Radio for Harmony


In its 6 th edition of The Radio Festival, this year’s theme for the World Radio Day is Radio and Peace.

In its 6 th edition of The Radio Festival, this year’s theme for the World Radio Day is Radio and Peace.

The absence of war and conflict is a precondition to sustainable peace. After the end of the Second World War, on 16th November 1945 the Constitution of UNESCO was adopted, I quote“…since wars begin in the minds of men, it is in the minds of men that the defences of peace must be constructed” With a focus on education, scientific temper and culture, the work of UNESCO has since focused on how radios could play a positive role in informing, minimizing conflicts and tensions, facilitating free flowing and respectful open dialogues among people in the community with different viewpoints to share their perspectives, creating a conducive environment for peace. Radios, as other media is a powerful tool for creating and furthering a political agenda, a propaganda tool and a tool of democratization.

Radios continue to be an important source of reliable information and knowledge amidst the cacophony of sounds that reverberates across multiple mediums, especially the social media space.
The three tiers of broadcasting, be it the public service broadcaster, the private sector broadcasters or the community radio stations that have used the FM frequency band to reach a select audience
have to abide by the broadcasting code and play a responsible role in ensuring that the radios do not trigger conflicts but truly as brokers of peace.

In periods of natural disasters and calamities, community radios have played a very crucial role of informing and supporting the state in reaching information to the affected citizens, and in responding to the needs of the community.

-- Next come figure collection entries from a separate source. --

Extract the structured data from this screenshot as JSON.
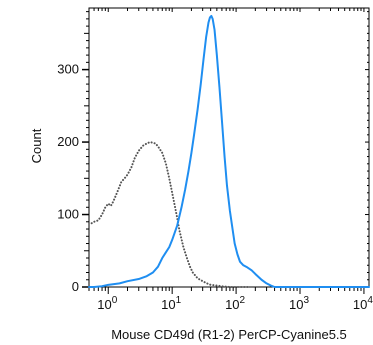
{
  "chart_data": {
    "type": "line",
    "title": "",
    "xlabel": "Mouse CD49d (R1-2) PerCP-Cyanine5.5",
    "ylabel": "Count",
    "x_scale": "log",
    "xlim": [
      0.5,
      12000
    ],
    "ylim": [
      0,
      385
    ],
    "x_ticks": [
      {
        "value": 1,
        "base": "10",
        "exp": "0"
      },
      {
        "value": 10,
        "base": "10",
        "exp": "1"
      },
      {
        "value": 100,
        "base": "10",
        "exp": "2"
      },
      {
        "value": 1000,
        "base": "10",
        "exp": "3"
      },
      {
        "value": 10000,
        "base": "10",
        "exp": "4"
      }
    ],
    "y_ticks": [
      0,
      100,
      200,
      300
    ],
    "grid": false,
    "legend": "none",
    "series": [
      {
        "style": "dotted",
        "color": "#555555",
        "points": [
          [
            0.55,
            88
          ],
          [
            0.6,
            90
          ],
          [
            0.7,
            92
          ],
          [
            0.8,
            100
          ],
          [
            0.9,
            110
          ],
          [
            1.0,
            115
          ],
          [
            1.1,
            112
          ],
          [
            1.2,
            118
          ],
          [
            1.4,
            132
          ],
          [
            1.6,
            145
          ],
          [
            1.8,
            150
          ],
          [
            2.0,
            155
          ],
          [
            2.3,
            165
          ],
          [
            2.6,
            178
          ],
          [
            3.0,
            188
          ],
          [
            3.5,
            195
          ],
          [
            4.0,
            198
          ],
          [
            4.5,
            200
          ],
          [
            5.0,
            199
          ],
          [
            5.5,
            198
          ],
          [
            6.0,
            194
          ],
          [
            7.0,
            185
          ],
          [
            8.0,
            170
          ],
          [
            9.0,
            150
          ],
          [
            10,
            130
          ],
          [
            11,
            112
          ],
          [
            12,
            95
          ],
          [
            13,
            78
          ],
          [
            15,
            55
          ],
          [
            17,
            40
          ],
          [
            19,
            28
          ],
          [
            21,
            20
          ],
          [
            25,
            12
          ],
          [
            30,
            8
          ],
          [
            35,
            5
          ],
          [
            40,
            3
          ],
          [
            50,
            2
          ],
          [
            60,
            1
          ],
          [
            80,
            0
          ],
          [
            150,
            0
          ]
        ]
      },
      {
        "style": "solid",
        "color": "#1f8ef1",
        "points": [
          [
            0.5,
            0
          ],
          [
            0.6,
            0
          ],
          [
            0.8,
            1
          ],
          [
            1.0,
            3
          ],
          [
            1.5,
            5
          ],
          [
            2.0,
            8
          ],
          [
            3.0,
            11
          ],
          [
            4.0,
            15
          ],
          [
            5.0,
            20
          ],
          [
            6.0,
            28
          ],
          [
            7.0,
            40
          ],
          [
            8.0,
            48
          ],
          [
            9.0,
            55
          ],
          [
            10,
            65
          ],
          [
            12,
            85
          ],
          [
            14,
            110
          ],
          [
            16,
            135
          ],
          [
            18,
            160
          ],
          [
            20,
            185
          ],
          [
            22,
            210
          ],
          [
            25,
            245
          ],
          [
            28,
            280
          ],
          [
            31,
            315
          ],
          [
            34,
            345
          ],
          [
            37,
            365
          ],
          [
            39,
            372
          ],
          [
            41,
            374
          ],
          [
            43,
            370
          ],
          [
            46,
            355
          ],
          [
            50,
            320
          ],
          [
            55,
            275
          ],
          [
            60,
            230
          ],
          [
            66,
            180
          ],
          [
            72,
            140
          ],
          [
            80,
            105
          ],
          [
            88,
            80
          ],
          [
            95,
            60
          ],
          [
            105,
            45
          ],
          [
            115,
            35
          ],
          [
            130,
            30
          ],
          [
            150,
            27
          ],
          [
            175,
            23
          ],
          [
            200,
            18
          ],
          [
            250,
            10
          ],
          [
            300,
            5
          ],
          [
            350,
            2
          ],
          [
            400,
            0
          ],
          [
            500,
            0
          ],
          [
            12000,
            0
          ]
        ]
      }
    ]
  }
}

Independent radios play a crucial role in peacebuilding and conflict prevention. When radio stations fall prey to false propaganda, further fake news, rely on hearsay or rumours, it can become inflammatory. Added to it, if radio broadcasts without fact finding for accuracy checks, or investigations, it can result in triggering disharmony and conflicts or unrest among the communities.
Often, when communities experience gaps in governance and service delivery, and their experience is in variance with the claims of delivery of government services, there is need to have a balanced
reportage. The community radios have to play a responsible role in identifying and locating the gaps in the delivery and bring the local leadership in an open dialogue with the community.

The formats that community radio stations use to bring this to a reality is through innovative and collaborative styles of delivery of content for the discerning listeners. Call-ins, talk shows, listener’s
forum, narrowcasting dialogues, etc. allow the otherwise quiet or silent minority raise their concerns to the decision makers, thus creating space for communities’ voices to be heard. It also helps to
create democratic processes to respectfully listen to each other’s disagreements and contrary experiences.

Even where social media has reached nearly 38% of the populace with access to affordable smart phones, there continues to be a socio-economic and gendered divide on its use. While the number
of digitally connected devices have reached a whopping 2.2 billion in 2022 in India, up from 1.6 billion in 2017, the critical equity and access questions emerged as a big challenge.

In light of the recent Covid 19 lockdown triggered a lot of reasons for local stresses and conflicts. Triggered by reverse migration, loss of jobs and livelihoods and need to work from homes, created
increased stresses, domestic violence and denial of access to education, as schools got online. It is a slow and cautious return to normalcy. Community radios played a pivotal role in enabling citizens to avail and access services during the lockdown, and also thereafter.

Often times, access to information was available only through FM radios (accessible even on simple mobile phones) and community radios played an yeomen service in creating awareness about policy and guidelines during the lockdown, often working from their own homes. They also partnered with other agencies of the government in enabling that information reached the last mile.

The radio is here to stay. However, the community radio sector, in particular, as a whole, needs to supported technically, financially and with capacities to become brokers of sustainable peace. They
have struggled through this pandemic and the aftermath, and need the skills and wherewithal to catapult them as champions of peace.

As DRM roadmap for radios, and particularly in the FM band kicks in by the government in, it will be important to delicense the analog frequencies and allow a licence fee free assignment of frequencies for the remote and distant communities so that the community radios can live, thrive and create long lasting peace.